Additionally, are there automation maintenance techs required to keep the solution running optimally. These increases in headcount and wage rates are not always presented during the sales process.
6. Use Fully Loaded Labor Costs. Within a distribution center, the picking process is often one area with the greatest savings. Various automation technologies can increase the pick rate by three to four times the current rate. It is important to not just consider your base pay rates for labor.
Look at the fully loaded labor costs (i.e., wage rates, recruitment and hiring costs, benefit costs). Warehouse automation will certainly reduce the training costs, as well as the amount of time to have a worker reach maximum productivity.
7. Realistic ROI Timeframe. When considering the warehouse automation ROI timeframe, it is better to have the vendor state the typical timeframe to recoup the investment. From here you can evaluate how realistic the timeframe is given your processes, IT, automation needs and goals. Remember that only three things that can change the ROI.
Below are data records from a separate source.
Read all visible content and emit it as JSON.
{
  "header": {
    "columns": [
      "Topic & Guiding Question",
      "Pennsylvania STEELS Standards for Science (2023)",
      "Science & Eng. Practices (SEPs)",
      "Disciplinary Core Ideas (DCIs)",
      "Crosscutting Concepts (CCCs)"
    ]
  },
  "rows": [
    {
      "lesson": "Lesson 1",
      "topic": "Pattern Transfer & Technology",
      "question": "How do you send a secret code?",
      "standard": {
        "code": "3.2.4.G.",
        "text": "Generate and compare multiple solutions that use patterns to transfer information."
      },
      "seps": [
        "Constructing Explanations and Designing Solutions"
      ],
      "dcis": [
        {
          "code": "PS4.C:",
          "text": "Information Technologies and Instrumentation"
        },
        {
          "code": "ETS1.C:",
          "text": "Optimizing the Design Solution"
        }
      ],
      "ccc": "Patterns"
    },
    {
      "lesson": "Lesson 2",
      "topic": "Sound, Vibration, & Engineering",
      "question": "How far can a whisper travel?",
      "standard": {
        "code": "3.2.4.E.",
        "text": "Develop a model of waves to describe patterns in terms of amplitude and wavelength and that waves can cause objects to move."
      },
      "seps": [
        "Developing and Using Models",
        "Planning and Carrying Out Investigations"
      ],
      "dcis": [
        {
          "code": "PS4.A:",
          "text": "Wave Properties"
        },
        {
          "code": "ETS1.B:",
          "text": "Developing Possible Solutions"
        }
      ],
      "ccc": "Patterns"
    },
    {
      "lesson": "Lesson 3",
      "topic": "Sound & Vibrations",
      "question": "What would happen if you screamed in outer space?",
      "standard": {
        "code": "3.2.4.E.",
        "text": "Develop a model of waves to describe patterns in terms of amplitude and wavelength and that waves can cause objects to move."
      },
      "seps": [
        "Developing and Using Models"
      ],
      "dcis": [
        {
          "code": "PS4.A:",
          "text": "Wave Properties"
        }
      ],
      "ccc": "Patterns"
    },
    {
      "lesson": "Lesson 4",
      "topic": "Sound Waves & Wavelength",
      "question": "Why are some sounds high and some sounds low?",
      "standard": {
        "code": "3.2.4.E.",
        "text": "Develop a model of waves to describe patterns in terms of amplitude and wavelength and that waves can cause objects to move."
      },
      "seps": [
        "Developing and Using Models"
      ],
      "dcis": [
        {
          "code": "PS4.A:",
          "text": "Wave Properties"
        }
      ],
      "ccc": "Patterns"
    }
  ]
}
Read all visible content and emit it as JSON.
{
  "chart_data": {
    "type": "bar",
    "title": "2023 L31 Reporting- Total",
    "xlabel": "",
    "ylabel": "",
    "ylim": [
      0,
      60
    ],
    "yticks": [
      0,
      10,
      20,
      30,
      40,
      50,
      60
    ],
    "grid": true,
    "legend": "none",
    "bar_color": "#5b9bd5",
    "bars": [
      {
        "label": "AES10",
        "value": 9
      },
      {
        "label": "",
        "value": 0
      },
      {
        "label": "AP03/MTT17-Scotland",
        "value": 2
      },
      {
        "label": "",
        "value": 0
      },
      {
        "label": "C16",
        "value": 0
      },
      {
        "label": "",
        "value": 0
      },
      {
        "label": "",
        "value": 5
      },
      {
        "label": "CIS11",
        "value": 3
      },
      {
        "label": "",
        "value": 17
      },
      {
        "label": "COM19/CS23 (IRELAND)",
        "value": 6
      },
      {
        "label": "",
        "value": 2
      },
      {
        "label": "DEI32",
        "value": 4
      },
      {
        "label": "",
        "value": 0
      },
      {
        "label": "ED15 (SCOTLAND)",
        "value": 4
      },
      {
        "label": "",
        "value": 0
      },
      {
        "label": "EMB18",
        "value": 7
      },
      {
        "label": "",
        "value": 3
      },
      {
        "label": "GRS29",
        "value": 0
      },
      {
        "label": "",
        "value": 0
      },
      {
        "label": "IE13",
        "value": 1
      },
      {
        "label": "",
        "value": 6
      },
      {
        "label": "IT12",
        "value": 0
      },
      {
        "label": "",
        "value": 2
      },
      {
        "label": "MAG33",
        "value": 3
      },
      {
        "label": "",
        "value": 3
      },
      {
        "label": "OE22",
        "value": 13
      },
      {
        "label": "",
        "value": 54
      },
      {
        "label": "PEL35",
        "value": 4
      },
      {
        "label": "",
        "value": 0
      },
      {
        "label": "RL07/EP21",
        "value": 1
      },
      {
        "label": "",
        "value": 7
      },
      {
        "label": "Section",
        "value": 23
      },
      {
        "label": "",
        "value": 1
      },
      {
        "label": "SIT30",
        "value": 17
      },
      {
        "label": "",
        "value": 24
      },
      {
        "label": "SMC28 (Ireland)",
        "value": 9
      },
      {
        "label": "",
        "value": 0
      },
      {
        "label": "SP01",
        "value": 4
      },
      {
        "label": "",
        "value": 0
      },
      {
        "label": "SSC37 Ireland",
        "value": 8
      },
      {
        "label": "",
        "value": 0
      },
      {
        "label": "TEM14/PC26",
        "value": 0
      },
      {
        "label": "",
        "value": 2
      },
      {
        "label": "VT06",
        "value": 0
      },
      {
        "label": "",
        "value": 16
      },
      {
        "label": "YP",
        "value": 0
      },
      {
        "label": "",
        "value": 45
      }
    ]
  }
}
These are the total cost of the system including your internal costs; the savings to be gained in future time periods; and the time to recoup the savings. If you do not know your current baselines, be wary of a salesperson that makes an ROI fit your timeline by simply overstating the expected savings. Especially without them knowing your business.
These are seven critical Assessment elements to prepare an accurate warehouse automation ROI.
Warehouse Automation ROI - Using an Assessment to Calculate ROI
As previously discussed, a warehouse automation assessment is the most complete way to truly understand the following:
- Processes and operations to automate. An Assessment will objectively help you to determine which functions should be automated and can gain a favorable ROI. Our assessments help educate clients on the warehouse automation market also.
- Automation versus conventional process. An Assessment will provide an objective understanding of how proposed technologies can improve the operations long term versus remaining as a traditional warehouse with conventional processes. This process considers the changes in SKU assortment, changes in sales channels your business plan, and changes in your supply chain.
- Technology deployment and your business plan. An understanding of which technologies were evaluated but were determined to not be good options based on your goals and needs. Salesmen can only propose specific solutions for companies they represent. Our automation assessment considers all technologies available for application in the distribution industry. These assessments assist to prove out all reasonable technologies and educate clients on all aspects.
- Cost/Benefit objectives determined. An objective review of your current costs and potential savings based on improvements that could be made by implementing automation. Our process includes an in-depth review of the fully loaded labor costs, storage costs, as well as inventory and order accuracy costs.
A Warehouse Automation Assessment is a structured methodology to evaluate your current operation, growth plans and business goals and to determine which processes will have a favorable ROI. It is critical to the due diligence process for any automation project before investing in automation.